Algunos límites de la familia política
P. Fernando Pascual
Desde antes de la boda, y con modalidades más concretas después de la misma, un hombre y una
mujer que se casan establecen puentes de relación con las familias de él y de ella.
El esposo conoce a la familia de la esposa, la esposa a la familia del esposo. Los respectivos padres
empiezan a tratar al yerno o a la nuera con mayor intensidad, al mismo tiempo que modifican
muchas veces el modo de relacionarse con el propio hijo. Todo sería relativamente sencillo si cada
uno ocupa su lugar y no supera sus límites.
Los suegros son buenos suegros cuando respetan la opción matrimonial del hijo o de la hija, aunque
en no pocas ocasiones sientan cierta prevención hacia la otra parte. Quizá porque pensaron que su
hijo o hija escogieron mal, o que se precipitaron, o que el yerno o la nuera no tienen las cualidades
que los suegros desearían, etcétera. Otras veces no hay prevenciones o disconformidades, pero en la
vida concreta se producen interferencias más o menos problemáticas desde la familia política hacia
la nueva familia.
La situación vista desde los esposos puede ser muy variada. Quizá uno de los dos (o los dos) sigue
muy enganchado de sus propios padres, hasta el punto de insistir continuamente en comer o cenar
con ellos, o en invitarlos a casa. En ocasiones la otra parte se siente molesta, desea más
independencia, comienza a reprochar al cónyuge por seguir tan aferrado a su familia de origen y
dañar así el camino de maduración de la pareja.
Otras veces uno de los esposos adquiere un papel dominante y exige a la otra parte un corte radical,
incluso excesivo, hacia sus padres. En estos casos pueden llegarse a imposiciones arbitrarias que
hieren el corazón de la parte “sometida”: la esposa o el esposo dominado sigue siendo hijo y,
seguramente, conservará el cariño hacia sus padres, aunque el cónyuge busque separarlo de ellos.
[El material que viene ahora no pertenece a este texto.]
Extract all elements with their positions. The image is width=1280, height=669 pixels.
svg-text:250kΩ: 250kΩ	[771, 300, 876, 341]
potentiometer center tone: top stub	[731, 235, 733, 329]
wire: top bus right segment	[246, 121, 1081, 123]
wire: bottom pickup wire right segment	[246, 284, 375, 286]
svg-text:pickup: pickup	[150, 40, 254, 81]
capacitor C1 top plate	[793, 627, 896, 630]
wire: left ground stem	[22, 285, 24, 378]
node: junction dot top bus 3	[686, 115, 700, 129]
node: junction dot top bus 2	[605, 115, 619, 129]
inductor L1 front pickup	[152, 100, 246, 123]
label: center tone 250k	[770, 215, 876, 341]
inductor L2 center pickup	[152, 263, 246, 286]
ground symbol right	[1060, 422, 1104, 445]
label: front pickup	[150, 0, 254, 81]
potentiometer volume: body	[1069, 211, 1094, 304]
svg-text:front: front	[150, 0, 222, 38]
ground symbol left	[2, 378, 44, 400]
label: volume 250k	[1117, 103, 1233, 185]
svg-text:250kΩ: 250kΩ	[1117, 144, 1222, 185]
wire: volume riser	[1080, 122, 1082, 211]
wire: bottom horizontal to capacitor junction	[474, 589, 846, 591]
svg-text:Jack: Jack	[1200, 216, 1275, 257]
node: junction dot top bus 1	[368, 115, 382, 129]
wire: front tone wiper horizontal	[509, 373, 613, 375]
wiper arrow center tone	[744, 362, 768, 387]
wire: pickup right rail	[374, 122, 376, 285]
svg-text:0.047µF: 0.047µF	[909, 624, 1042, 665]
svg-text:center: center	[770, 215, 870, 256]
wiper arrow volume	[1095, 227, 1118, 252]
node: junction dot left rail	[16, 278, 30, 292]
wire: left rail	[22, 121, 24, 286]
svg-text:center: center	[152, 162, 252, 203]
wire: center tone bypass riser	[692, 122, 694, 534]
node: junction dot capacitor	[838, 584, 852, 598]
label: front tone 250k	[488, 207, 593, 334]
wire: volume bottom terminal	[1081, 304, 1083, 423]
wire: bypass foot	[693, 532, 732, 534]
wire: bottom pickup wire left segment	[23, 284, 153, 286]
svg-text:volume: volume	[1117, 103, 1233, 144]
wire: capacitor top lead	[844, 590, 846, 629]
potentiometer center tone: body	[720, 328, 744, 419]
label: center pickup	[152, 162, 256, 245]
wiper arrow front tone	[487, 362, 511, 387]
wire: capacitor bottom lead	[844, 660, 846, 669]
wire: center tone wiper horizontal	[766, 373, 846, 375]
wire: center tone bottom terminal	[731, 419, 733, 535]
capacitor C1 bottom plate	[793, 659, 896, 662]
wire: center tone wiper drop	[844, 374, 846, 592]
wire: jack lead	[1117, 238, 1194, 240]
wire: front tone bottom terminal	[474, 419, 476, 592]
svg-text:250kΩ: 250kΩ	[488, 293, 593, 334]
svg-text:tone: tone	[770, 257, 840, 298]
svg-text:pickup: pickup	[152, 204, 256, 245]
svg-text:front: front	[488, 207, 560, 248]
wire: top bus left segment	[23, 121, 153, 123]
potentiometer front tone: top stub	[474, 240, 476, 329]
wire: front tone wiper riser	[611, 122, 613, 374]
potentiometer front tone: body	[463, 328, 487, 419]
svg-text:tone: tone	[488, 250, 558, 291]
Como se intuye, las situaciones que pueden darse son muchas y complejas. Las que acabamos de
esbozar son sólo algunos casos problemáticos. Lo cierto es que las parejas tienen con frecuencia
serias dificultades en armonizar el cariño y el trato debido hacia sus propios padres, por un lado; y
por otro, la autonomía adecuada que necesita la nueva familia para configurarse y recorrer su propio
camino.
Por eso resulta de ayuda recordar dos ideas que tienen importantes aplicaciones. La primera es que
un hijo es siempre un hijo, y unos padres son siempre padres, aunque el hijo contraiga un
matrimonio y empiece a vivir en una casa propia.
Ello significa que el matrimonio no puede convertirse en una ruptura inhumana y dolorosa respecto
del propio pasado. Cada hijo debe reconocer qué merecen sus padres, cómo mostrarles cariño, en
qué asuntos (sobre todo si son mayores) habría que ayudarles.
La segunda idea es que la nueva familia, si no existen enfermedades de tipo psicológico o niveles de
inmadurez graves, está llamada a configurarse desde la pareja, sin injerencias abusivas desde las
familias políticas (sobre todo desde los padres) del esposo o de la esposa. Ello significa que el peso
de la marcha del nuevo hogar recae de modo completo en la pareja, sin que esto sea obstáculo para
mantener una sana relación con los propios padres o con los padres de la otra parte, y así lograr esa
armonía que tanto ayuda a todos.
Una familia no puede madurar si gira continuamente en torno a sus orígenes. El centro de gravedad
de la nueva pareja tiene que ser el amor mutuo, al que se añaden las obligaciones hacia los hijos que
puedan nacer.
Son dos pistas importantes que pueden ayudar a todos, a los familiares políticos y a los esposos,
para armonizar los deseos buenos y las aspiraciones legítimas de todos.
No faltarán, ciertamente, momentos de dificultad y diferencias de opiniones. Con un poco de
paciencia y un mucho de sano respeto será posible afrontarlas de la mejor manera posible: para el
bien de los esposos, y para la paz en los corazones de sus respectivas familias políticas.